Bellmawr was only a short bike ride to my paternal grandparents in Haddon Heights and a slightly longer trip to June's apartment. After school on Friday's I would go there and spend the weekend with my maternal grandparents. Best of all, just a few short blocks east on Browning Road, lay the nascent tech geek's El Dorado: Edmund's Scientific.
There a child could -- and did! -- purchase a lapidary polishing kit, ultraviolet pens to be seen only under a UV lamp, an Army surplus weather balloon [which I came home to discover Jeff had inflated with the vacuum cleaner inside the house and which threatened to subsume the living room like Patrick McGoohan's The Prisoner's Rover], a telescope, a slide-rule, and one's first rudimentary logic board computer.

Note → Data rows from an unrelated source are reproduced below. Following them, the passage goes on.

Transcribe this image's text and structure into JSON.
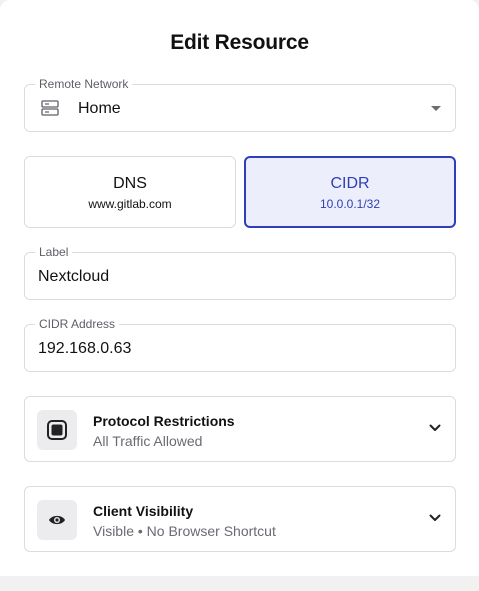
{
  "dialog": {
    "title": "Edit Resource"
  },
  "remote_network": {
    "label": "Remote Network",
    "value": "Home",
    "icon": "server-icon"
  },
  "address_type": {
    "options": [
      {
        "title": "DNS",
        "example": "www.gitlab.com",
        "selected": false
      },
      {
        "title": "CIDR",
        "example": "10.0.0.1/32",
        "selected": true
      }
    ],
    "accent_color": "#2f3fb6"
  },
  "label_field": {
    "label": "Label",
    "value": "Nextcloud"
  },
  "cidr_field": {
    "label": "CIDR Address",
    "value": "192.168.0.63"
  },
  "protocol_restrictions": {
    "title": "Protocol Restrictions",
    "subtitle": "All Traffic Allowed",
    "icon": "protocol-square-icon"
  },
  "client_visibility": {
    "title": "Client Visibility",
    "subtitle": "Visible • No Browser Shortcut",
    "icon": "eye-icon"
  }
}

[L-R, JJB, Kimberly & Jeffery, ca. Spring 1969]
Fifth grade was a disaster with an incompetent teacher who wasn't certified to teach above third-grade but 6th was a transformational experience in a newly-built, advanced, experimental school that assigned students by track, entering a new decade of the '70s. In that year, I learned how to operate in binary, octal, and hexadecimal; to write and resist advertising; to compose and stage a play; to test soil and advise the schoolboard on what grass to buy; and, most crucially, to confront and make a stand against injustice.
Two newly purchased microscopes vanished from the library. My friend Frank was accused of the theft. My homeroom teacher suggested we hold an investigation and trial before we passed the information on to the administration, to give Frank his day in court before a jury of his peers. My friend Hank was lead defense attorney and I was lead defense investigator.

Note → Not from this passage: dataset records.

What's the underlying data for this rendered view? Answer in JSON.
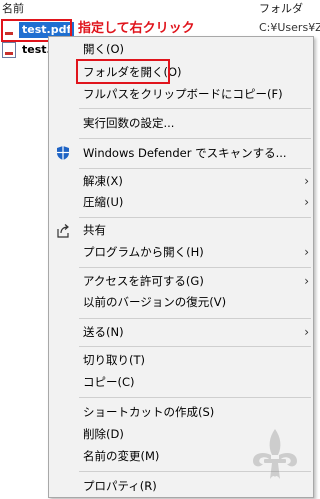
{
  "explorer": {
    "col_name": "名前",
    "col_folder": "フォルダ",
    "folder_path": "C:¥Users¥Z",
    "files": [
      {
        "label": "test.pdf",
        "selected": true
      },
      {
        "label": "test.p",
        "selected": false
      }
    ]
  },
  "annotation": "指定して右クリック",
  "menu": {
    "items": [
      {
        "label": "開く(O)"
      },
      {
        "label": "フォルダを開く(O)",
        "highlighted": true
      },
      {
        "label": "フルパスをクリップボードにコピー(F)"
      },
      {
        "label": "実行回数の設定..."
      },
      {
        "label": "Windows Defender でスキャンする...",
        "icon": "shield-icon"
      },
      {
        "label": "解凍(X)",
        "submenu": true
      },
      {
        "label": "圧縮(U)",
        "submenu": true
      },
      {
        "label": "共有",
        "icon": "share-icon"
      },
      {
        "label": "プログラムから開く(H)",
        "submenu": true
      },
      {
        "label": "アクセスを許可する(G)",
        "submenu": true
      },
      {
        "label": "以前のバージョンの復元(V)"
      },
      {
        "label": "送る(N)",
        "submenu": true
      },
      {
        "label": "切り取り(T)"
      },
      {
        "label": "コピー(C)"
      },
      {
        "label": "ショートカットの作成(S)"
      },
      {
        "label": "削除(D)"
      },
      {
        "label": "名前の変更(M)"
      },
      {
        "label": "プロパティ(R)"
      }
    ],
    "submenu_arrow": "›"
  },
  "colors": {
    "annotation_red": "#e0141c",
    "selection_blue": "#1f6fd1",
    "menu_bg": "#f2f2f2"
  }
}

I rigorously, mathematically, geometrically, demolished the prosecutions three witnesses. With charts of the school's halls that Hank displayed with indisputable clarity that refuted the timetable of the witnesses and with an analysis of the position of the sun that refuted the main witness's testimony that she saw Frank in the darkened library by the sunlight slanting through the narrow vertical windows.
Yet everyone **knew** that Frank came from a low-class home and so, Frank in tears, insisting his innocence, heard a verdict returned of guilty. He was led away into the hall by the teacher.

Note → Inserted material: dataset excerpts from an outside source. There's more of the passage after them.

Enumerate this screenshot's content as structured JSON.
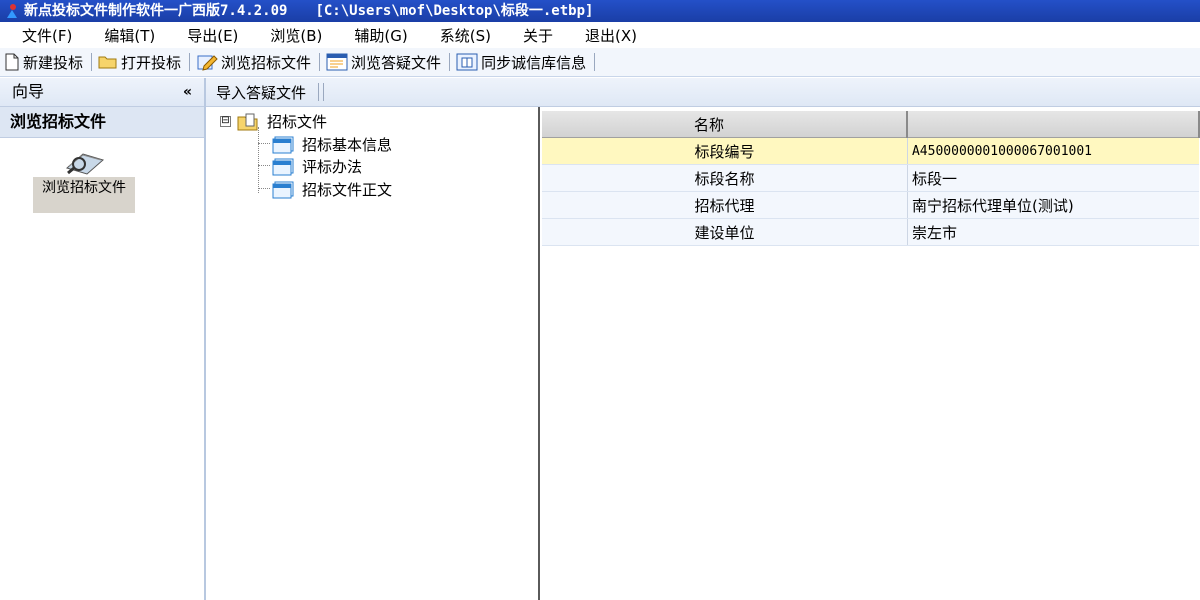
{
  "window": {
    "title": "新点投标文件制作软件一广西版7.4.2.09",
    "path": "[C:\\Users\\mof\\Desktop\\标段一.etbp]"
  },
  "menu": [
    "文件(F)",
    "编辑(T)",
    "导出(E)",
    "浏览(B)",
    "辅助(G)",
    "系统(S)",
    "关于",
    "退出(X)"
  ],
  "toolbar": {
    "new_bid": "新建投标",
    "open_bid": "打开投标",
    "browse_tender": "浏览招标文件",
    "browse_qa": "浏览答疑文件",
    "sync_credit": "同步诚信库信息"
  },
  "nav": {
    "header": "向导",
    "collapse": "«",
    "section": "浏览招标文件",
    "item_label": "浏览招标文件"
  },
  "midbar": {
    "import_qa": "导入答疑文件"
  },
  "tree": {
    "toggle": "⊟",
    "root": "招标文件",
    "children": [
      "招标基本信息",
      "评标办法",
      "招标文件正文"
    ]
  },
  "grid": {
    "headers": [
      "名称",
      ""
    ],
    "rows": [
      {
        "name": "标段编号",
        "value": "A4500000001000067001001"
      },
      {
        "name": "标段名称",
        "value": "标段一"
      },
      {
        "name": "招标代理",
        "value": "南宁招标代理单位(测试)"
      },
      {
        "name": "建设单位",
        "value": "崇左市"
      }
    ]
  }
}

At that moment, I turned to Hank at the defense table, and whispered, "This is a set up."
The teacher returned with a calmed Frank, still wiping the tear tracks from his cheeks, and reviewed the evidence, the handling of the case, and the verdict. Then he signaled to the door and the "stolen" microscopes were brought in.
It was lesson, one that could not be repeated today in our liability-litigation-prone society, about the nature of law and justice, one that I have not forgotten. Only three people believed in Frank: Hank, Murphy [the assistant defense counsel], and myself.
Most of all, I believed in the truth of the evidence, neither rumors nor direct testimony by dubious witnesses.
That lesson would convert me to an implacable exponent of truth and justice.